Передатчик задавал вариалам вопрос: «Кто вы такие?» — так мы условились между собой толковать его сигналы. И как установили впоследствии, когда усвоили их язык, они примерно так же истолковали его. А ответы в стандартных человеческих фразах составляли набор беспорядочных шумов, а не адекватных реакций, хотя каждый сам по себе и содержал какой-то смысл. Даже теперь можно впасть в отчаяние, обозревая густой букет нелепостей, объявленный дешифратором: «Танцевать! Хорошо, когда холодно. Откуда вы? Падать вверх, падать вверх. Очень ярко, очень ярко. Танцуем вверх. Вы — непохожие. Синяя ванна. Чрево, чрево. Танцуем. Вы из купола? Падать вверх. Уходим. Приходим. Вы из купола, да. Быстро вверх. Ух, ух, танцуем. Падаем, падаем. Из какого выхода. Купол, выход».
И среди этого кое-как расшифрованного вздора показались зачатки абстрактных понятий, перед которыми спасовал и наш всемогущий дешифратор и смысл которых стал ясен лишь впоследствии, когда уже не было причин удивляться.

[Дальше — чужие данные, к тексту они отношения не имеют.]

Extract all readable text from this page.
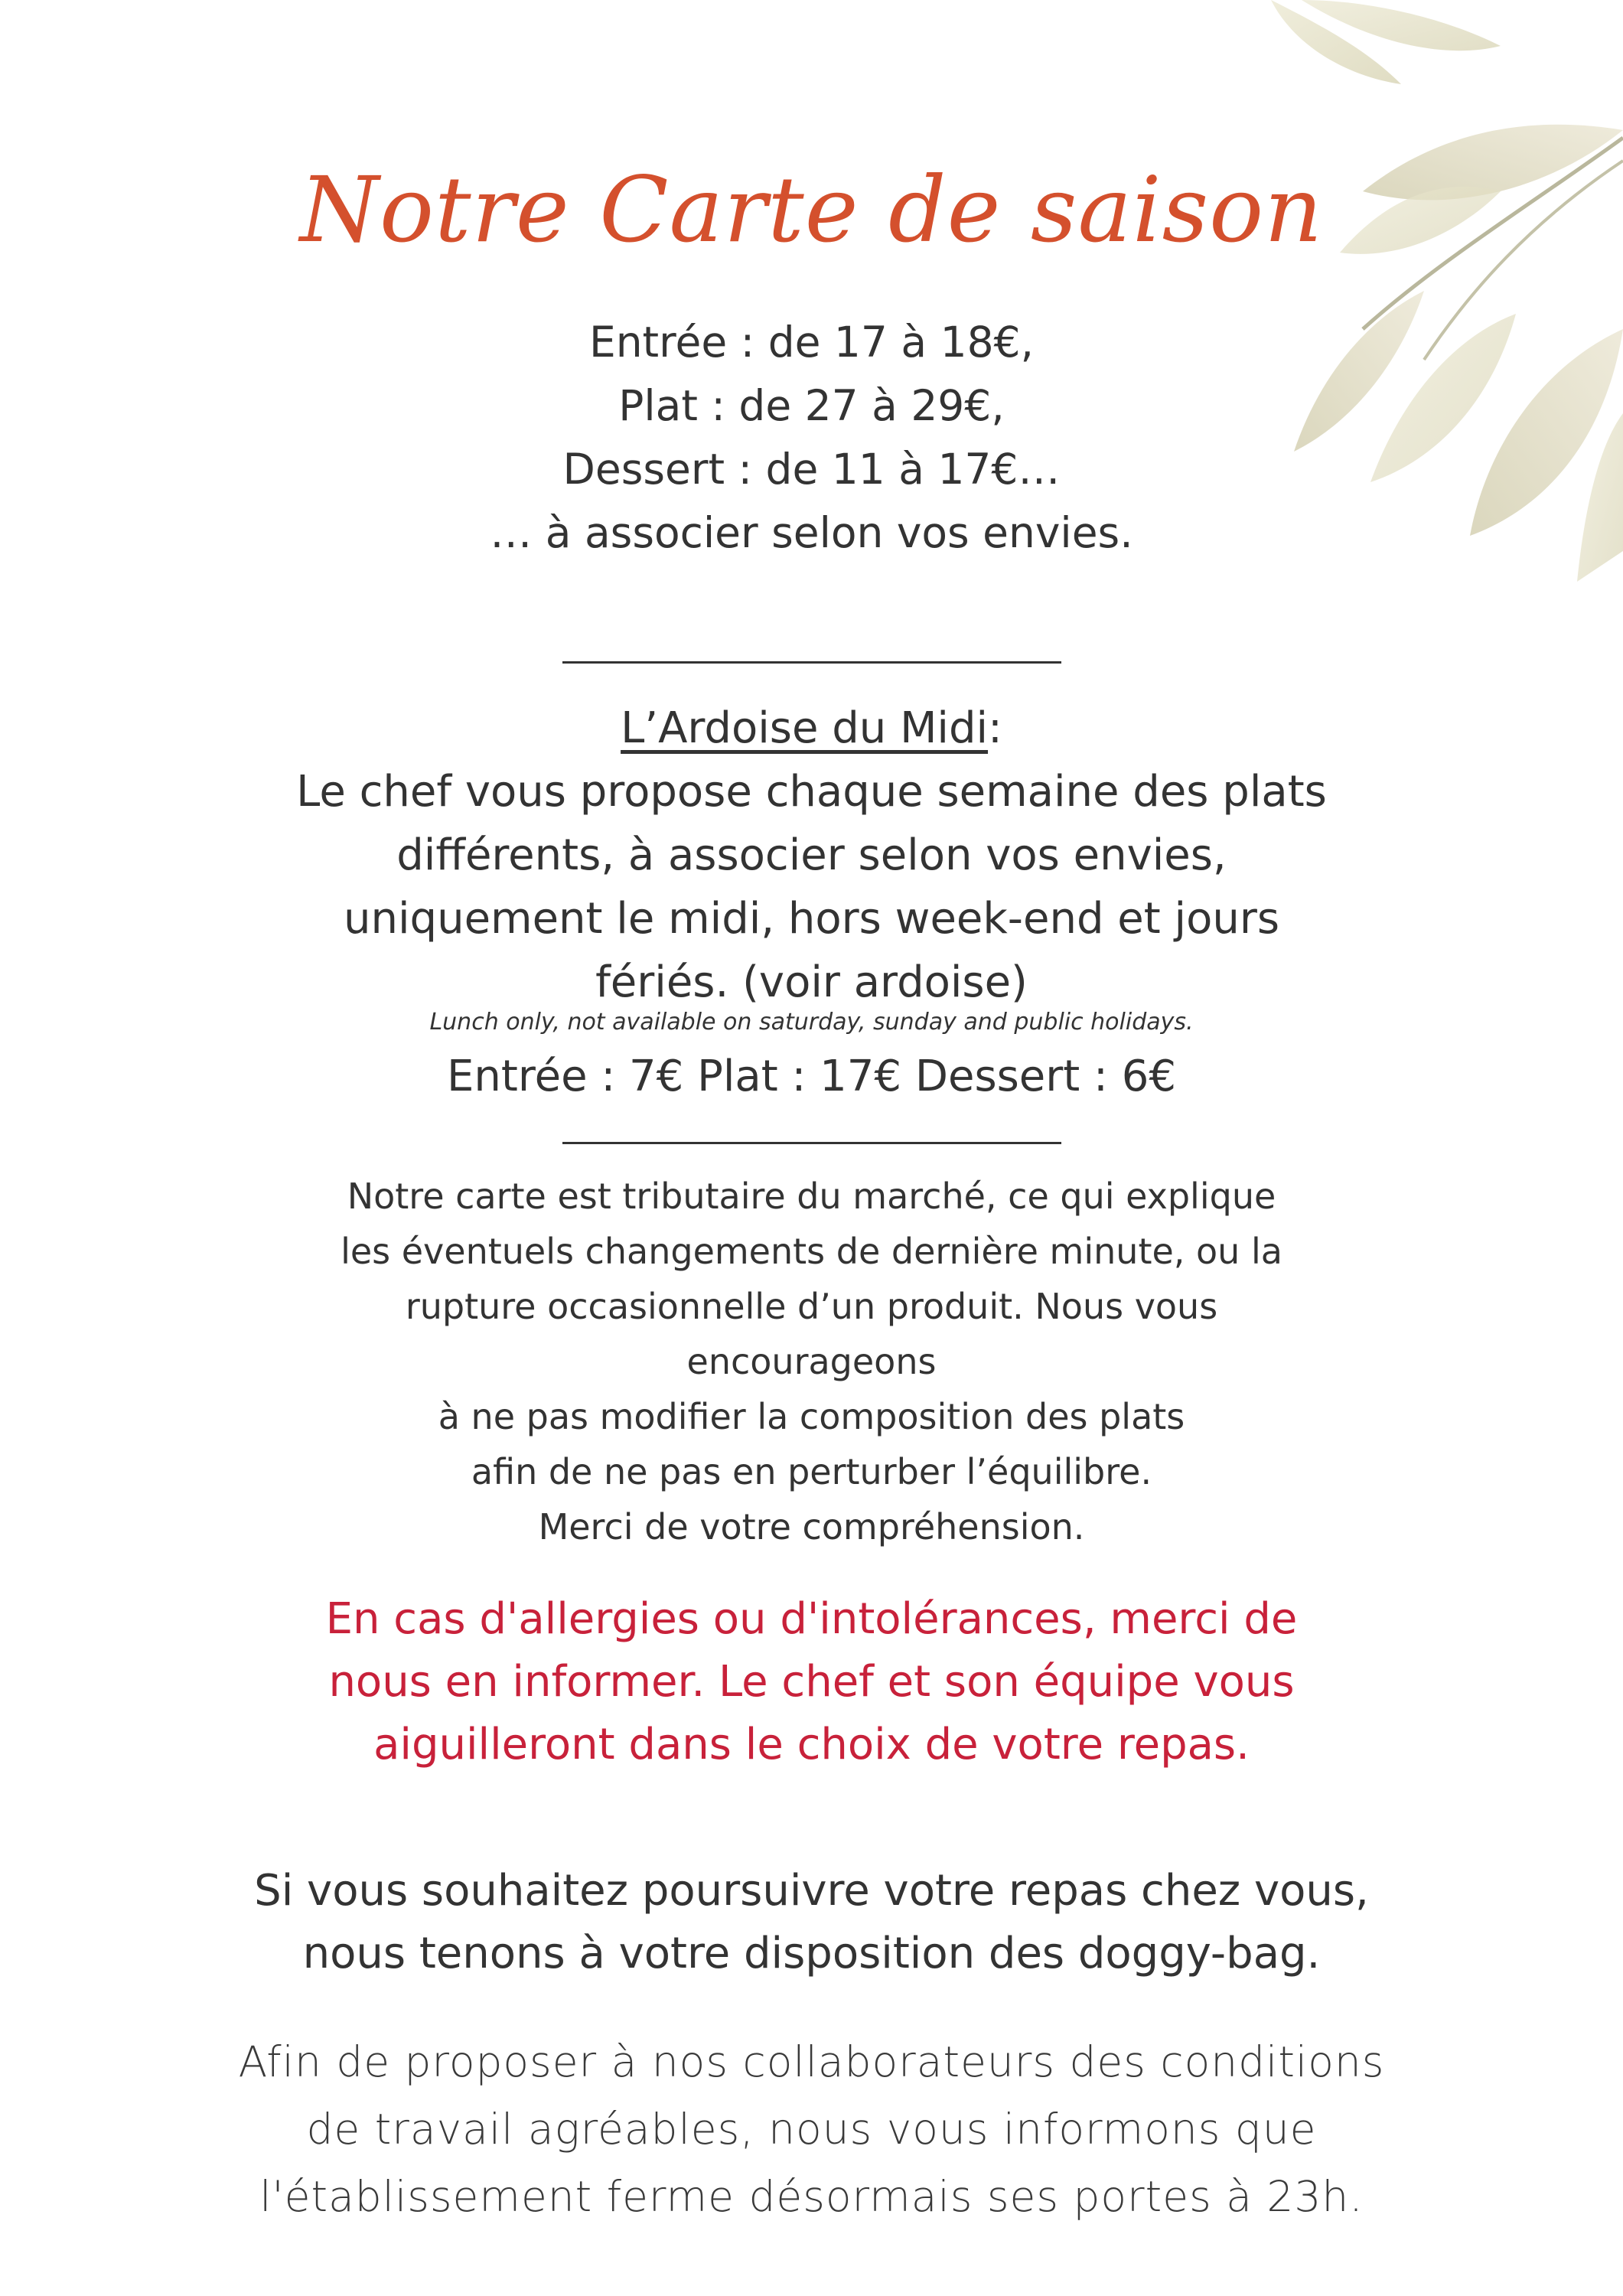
Notre Carte de saison
Entrée : de 17 à 18€,
Plat : de 27 à 29€,
Dessert : de 11 à 17€…
… à associer selon vos envies.
L’Ardoise du Midi:
Le chef vous propose chaque semaine des plats
différents, à associer selon vos envies,
uniquement le midi, hors week-end et jours
fériés. (voir ardoise)
Lunch only, not available on saturday, sunday and public holidays.
Entrée : 7€ Plat : 17€ Dessert : 6€
Notre carte est tributaire du marché, ce qui explique
les éventuels changements de dernière minute, ou la
rupture occasionnelle d’un produit. Nous vous
encourageons
à ne pas modifier la composition des plats
afin de ne pas en perturber l’équilibre.
Merci de votre compréhension.
En cas d'allergies ou d'intolérances, merci de
nous en informer. Le chef et son équipe vous
aiguilleront dans le choix de votre repas.
Si vous souhaitez poursuivre votre repas chez vous,
nous tenons à votre disposition des doggy-bag.
Afin de proposer à nos collaborateurs des conditions
de travail agréables, nous vous informons que
l'établissement ferme désormais ses portes à 23h.
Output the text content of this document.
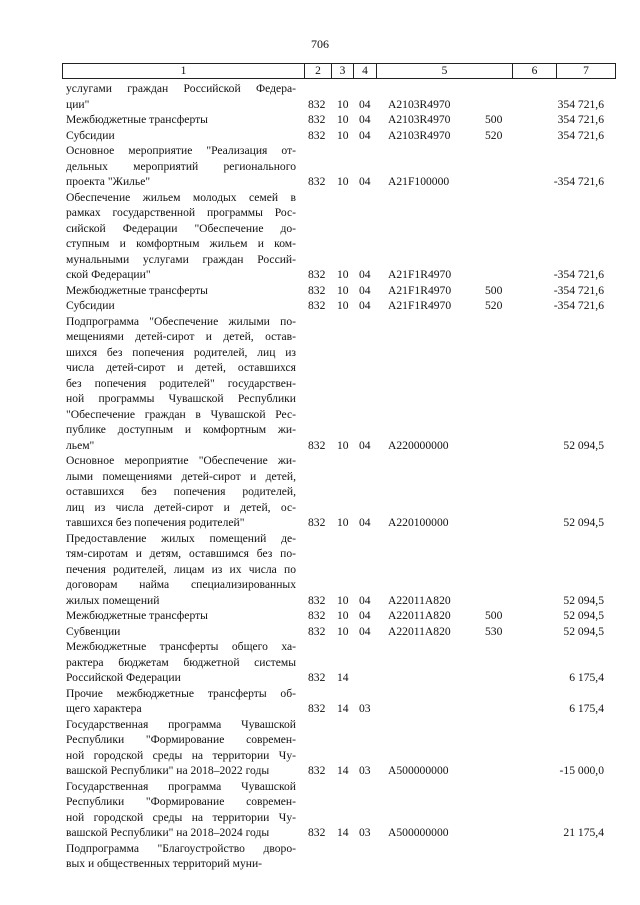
706
1	2	3	4	5	6	7
услугами граждан Российской Федера-
ции"	832 10 04 А2103R4970	354 721,6
Межбюджетные трансферты	832 10 04 А2103R4970	500	354 721,6
Субсидии	832 10 04 А2103R4970	520	354 721,6
Основное мероприятие "Реализация от-
дельных мероприятий регионального
проекта "Жилье"	832 10 04 А21F100000	-354 721,6
Обеспечение жильем молодых семей в
рамках государственной программы Рос-
сийской Федерации "Обеспечение до-
ступным и комфортным жильем и ком-
мунальными услугами граждан Россий-
ской Федерации"	832 10 04 А21F1R4970	-354 721,6
Межбюджетные трансферты	832 10 04 А21F1R4970	500	-354 721,6
Субсидии	832 10 04 А21F1R4970	520	-354 721,6
Подпрограмма "Обеспечение жилыми по-
мещениями детей-сирот и детей, остав-
шихся без попечения родителей, лиц из
числа детей-сирот и детей, оставшихся
без попечения родителей" государствен-
ной программы Чувашской Республики
"Обеспечение граждан в Чувашской Рес-
публике доступным и комфортным жи-
льем"	832 10 04 А220000000	52 094,5
Основное мероприятие "Обеспечение жи-
лыми помещениями детей-сирот и детей,
оставшихся без попечения родителей,
лиц из числа детей-сирот и детей, ос-
тавшихся без попечения родителей"	832 10 04 А220100000	52 094,5
Предоставление жилых помещений де-
тям-сиротам и детям, оставшимся без по-
печения родителей, лицам из их числа по
договорам найма специализированных
жилых помещений	832 10 04 А22011А820	52 094,5
Межбюджетные трансферты	832 10 04 А22011А820	500	52 094,5
Субвенции	832 10 04 А22011А820	530	52 094,5
Межбюджетные трансферты общего ха-
рактера бюджетам бюджетной системы
Российской Федерации	832 14	6 175,4
Прочие межбюджетные трансферты об-
щего характера	832 14 03	6 175,4
Государственная программа Чувашской
Республики "Формирование современ-
ной городской среды на территории Чу-
вашской Республики" на 2018–2022 годы	832 14 03 А500000000	-15 000,0
Государственная программа Чувашской
Республики "Формирование современ-
ной городской среды на территории Чу-
вашской Республики" на 2018–2024 годы	832 14 03 А500000000	21 175,4
Подпрограмма "Благоустройство дворо-
вых и общественных территорий муни-
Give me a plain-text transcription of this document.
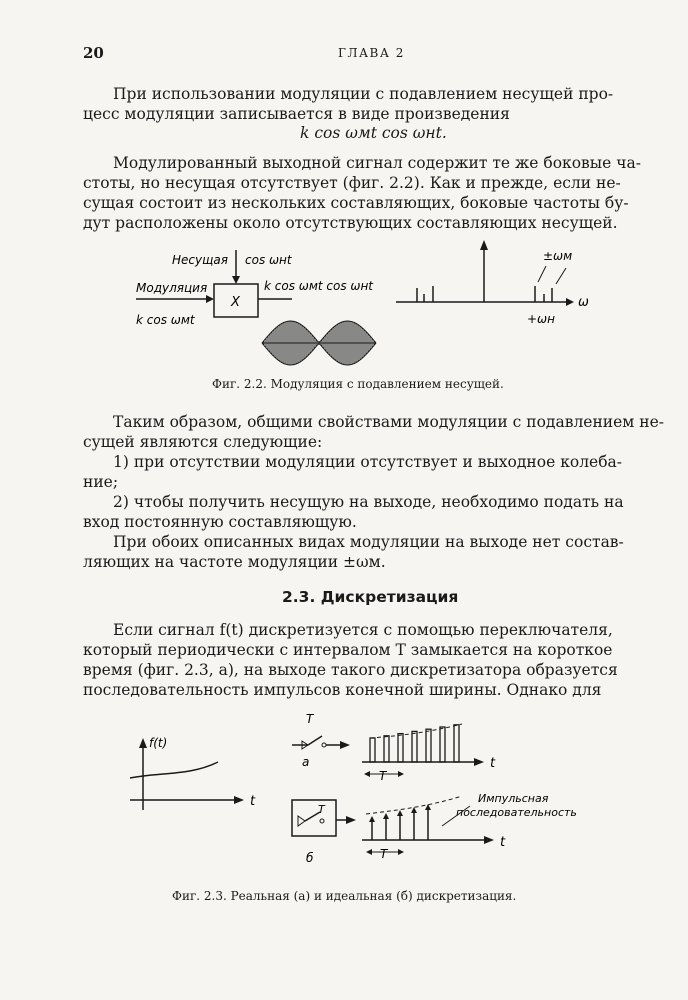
20	ГЛАВА 2
При использовании модуляции с подавлением несущей про-
цесс модуляции записывается в виде произведения
k cos ωмt cos ωнt.
Модулированный выходной сигнал содержит те же боковые ча-
стоты, но несущая отсутствует (фиг. 2.2). Как и прежде, если не-
сущая состоит из нескольких составляющих, боковые частоты бу-
дут расположены около отсутствующих составляющих несущей.
Несущая cos ωнt
Модуляция
k cos ωмt
X
k cos ωмt cos ωнt
ω
±ωм
+ωн
Фиг. 2.2. Модуляция с подавлением несущей.
Таким образом, общими свойствами модуляции с подавлением не-
сущей являются следующие:
1) при отсутствии модуляции отсутствует и выходное колеба-
ние;
2) чтобы получить несущую на выходе, необходимо подать на
вход постоянную составляющую.
При обоих описанных видах модуляции на выходе нет состав-
ляющих на частоте модуляции ±ωм.
2.3. Дискретизация
Если сигнал f(t) дискретизуется с помощью переключателя,
который периодически с интервалом T замыкается на короткое
время (фиг. 2.3, a), на выходе такого дискретизатора образуется
последовательность импульсов конечной ширины. Однако для
f(t)
t
T
а	t
T
T
б
t
T
Импульсная
последовательность
Фиг. 2.3. Реальная (а) и идеальная (б) дискретизация.
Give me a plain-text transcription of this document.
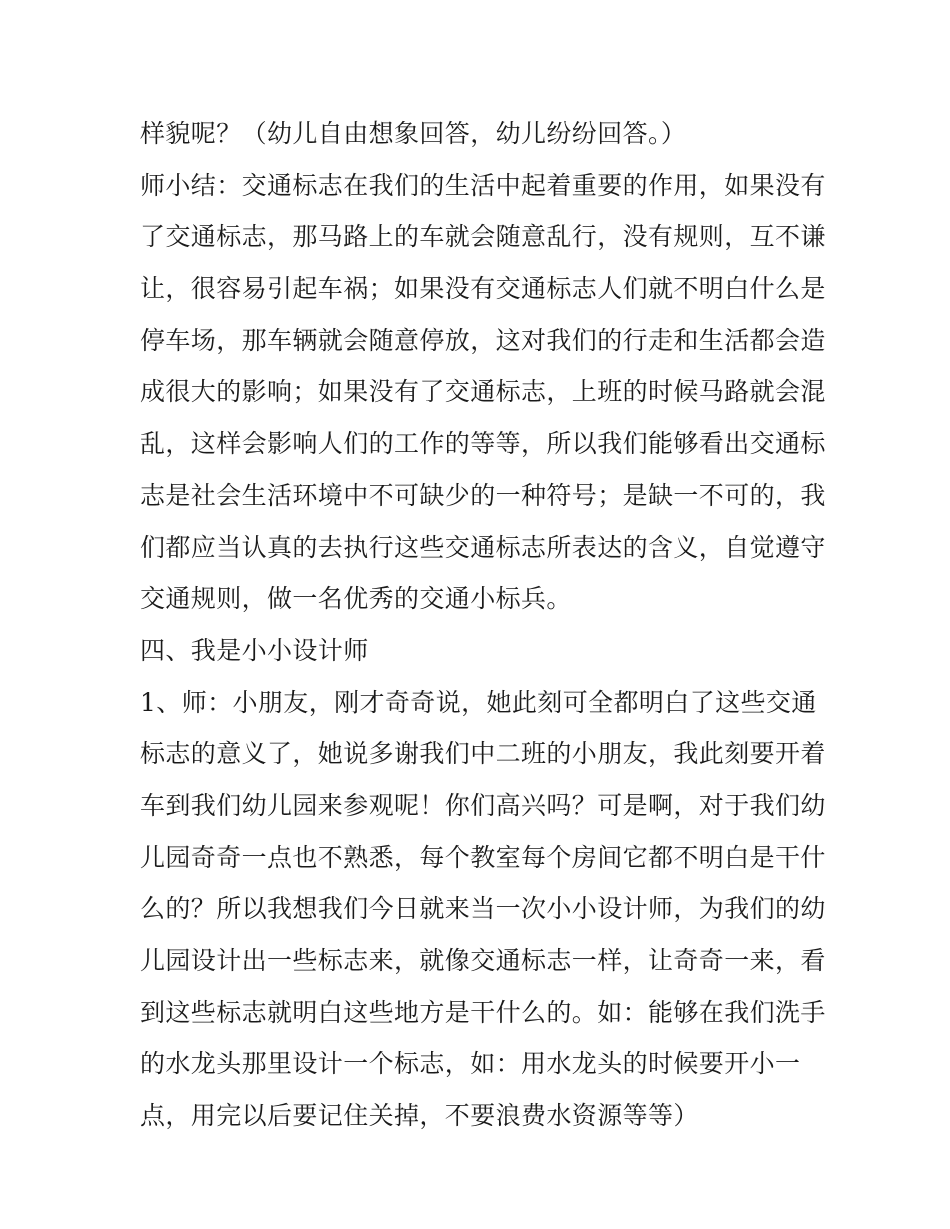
样貌呢？（幼儿自由想象回答，幼儿纷纷回答。）
师小结：交通标志在我们的生活中起着重要的作用，如果没有
了交通标志，那马路上的车就会随意乱行，没有规则，互不谦
让，很容易引起车祸；如果没有交通标志人们就不明白什么是
停车场，那车辆就会随意停放，这对我们的行走和生活都会造
成很大的影响；如果没有了交通标志，上班的时候马路就会混
乱，这样会影响人们的工作的等等，所以我们能够看出交通标
志是社会生活环境中不可缺少的一种符号；是缺一不可的，我
们都应当认真的去执行这些交通标志所表达的含义，自觉遵守
交通规则，做一名优秀的交通小标兵。
四、我是小小设计师
1、师：小朋友，刚才奇奇说，她此刻可全都明白了这些交通
标志的意义了，她说多谢我们中二班的小朋友，我此刻要开着
车到我们幼儿园来参观呢！你们高兴吗？可是啊，对于我们幼
儿园奇奇一点也不熟悉，每个教室每个房间它都不明白是干什
么的？所以我想我们今日就来当一次小小设计师，为我们的幼
儿园设计出一些标志来，就像交通标志一样，让奇奇一来，看
到这些标志就明白这些地方是干什么的。如：能够在我们洗手
的水龙头那里设计一个标志，如：用水龙头的时候要开小一
点，用完以后要记住关掉，不要浪费水资源等等）
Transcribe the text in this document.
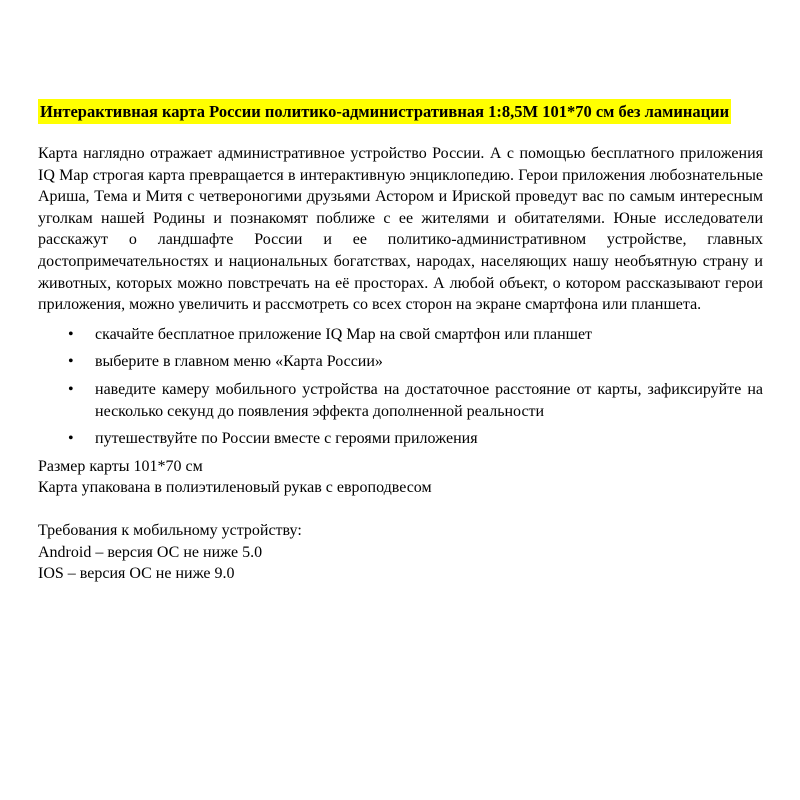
Интерактивная карта России политико-административная 1:8,5М 101*70 см без ламинации

Карта наглядно отражает административное устройство России. А с помощью бесплатного приложения IQ Map строгая карта превращается в интерактивную энциклопедию. Герои приложения любознательные Ариша, Тема и Митя с четвероногими друзьями Астором и Ириской проведут вас по самым интересным уголкам нашей Родины и познакомят поближе с ее жителями и обитателями. Юные исследователи расскажут о ландшафте России и ее политико-административном устройстве, главных достопримечательностях и национальных богатствах, народах, населяющих нашу необъятную страну и животных, которых можно повстречать на её просторах. А любой объект, о котором рассказывают герои приложения, можно увеличить и рассмотреть со всех сторон на экране смартфона или планшета.

• скачайте бесплатное приложение IQ Map на свой смартфон или планшет
• выберите в главном меню «Карта России»
• наведите камеру мобильного устройства на достаточное расстояние от карты, зафиксируйте на несколько секунд до появления эффекта дополненной реальности
• путешествуйте по России вместе с героями приложения
Размер карты 101*70 см
Карта упакована в полиэтиленовый рукав с европодвесом
Требования к мобильному устройству:
Android – версия ОС не ниже 5.0
IOS – версия ОС не ниже 9.0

«Часть больше целого. Один да один — один. Один минус один — один. Когда светло — темно. Синяя ванна — жизнь. В чрево, в синюю ванну».
Я припомнил только незначительную часть ответов и невольно расположил их в какой-то осмысленной последовательности, а тогда и мне и Николаю бросался в глаза вздор, а не смысл. И если бы не наблюдательность Жака, недаром выбравшего себе функцию зеваки, и не проницательность Артура, возможно, контакт с вариалами так бы и не состоялся. Жак тронул меня за руку, когда я обозревал ленту расшифровки.
— Казимеж, нас куда-то зовут. Возможно, это хаотическое движение, но его можно растолковать и как приглашение.
Я оторвался от дешифратора. Вариалы все гуще метались вокруг нас. Теперь можно было оценить зоркость Николая, сравнившего их с мыльными пузырями. Они отличались от мыльных пузырей, правда, тем, что пузыри гораздо стабильней по форме и величине, зато вариалы не лопались в своих чудовищных трансформациях. И при известном воображении можно было счесть за приглашение прогуляться то, что разноцветное их облако стало вытягиваться в сторону города. Ни один не улетал, но беспорядочная еще недавно стая все определенней приобретала форму струи, текущей от нас внутрь.
— Я согласен с Жаком, — сказал Артур. — У меня появились мысли, подтверждающие его наблюдения, но я их выскажу потом.
Он объявил это так, словно уже делился какими-то невероятными открытиями, и нам оставалось лишь поражаться их глубине. Гораздо больше, чем невысказанные мысли Артура, меня убедило поведение Иа. До какого-то момента он беспорядочно вертелся вокруг меня, я был только центром его метаний, но сами они определенного направления в какую-либо сторону не имели. А теперь он отлетал от меня чаще всего к городу. Можно было истолковать его отлеты и прилеты и как приглашение идти за ним.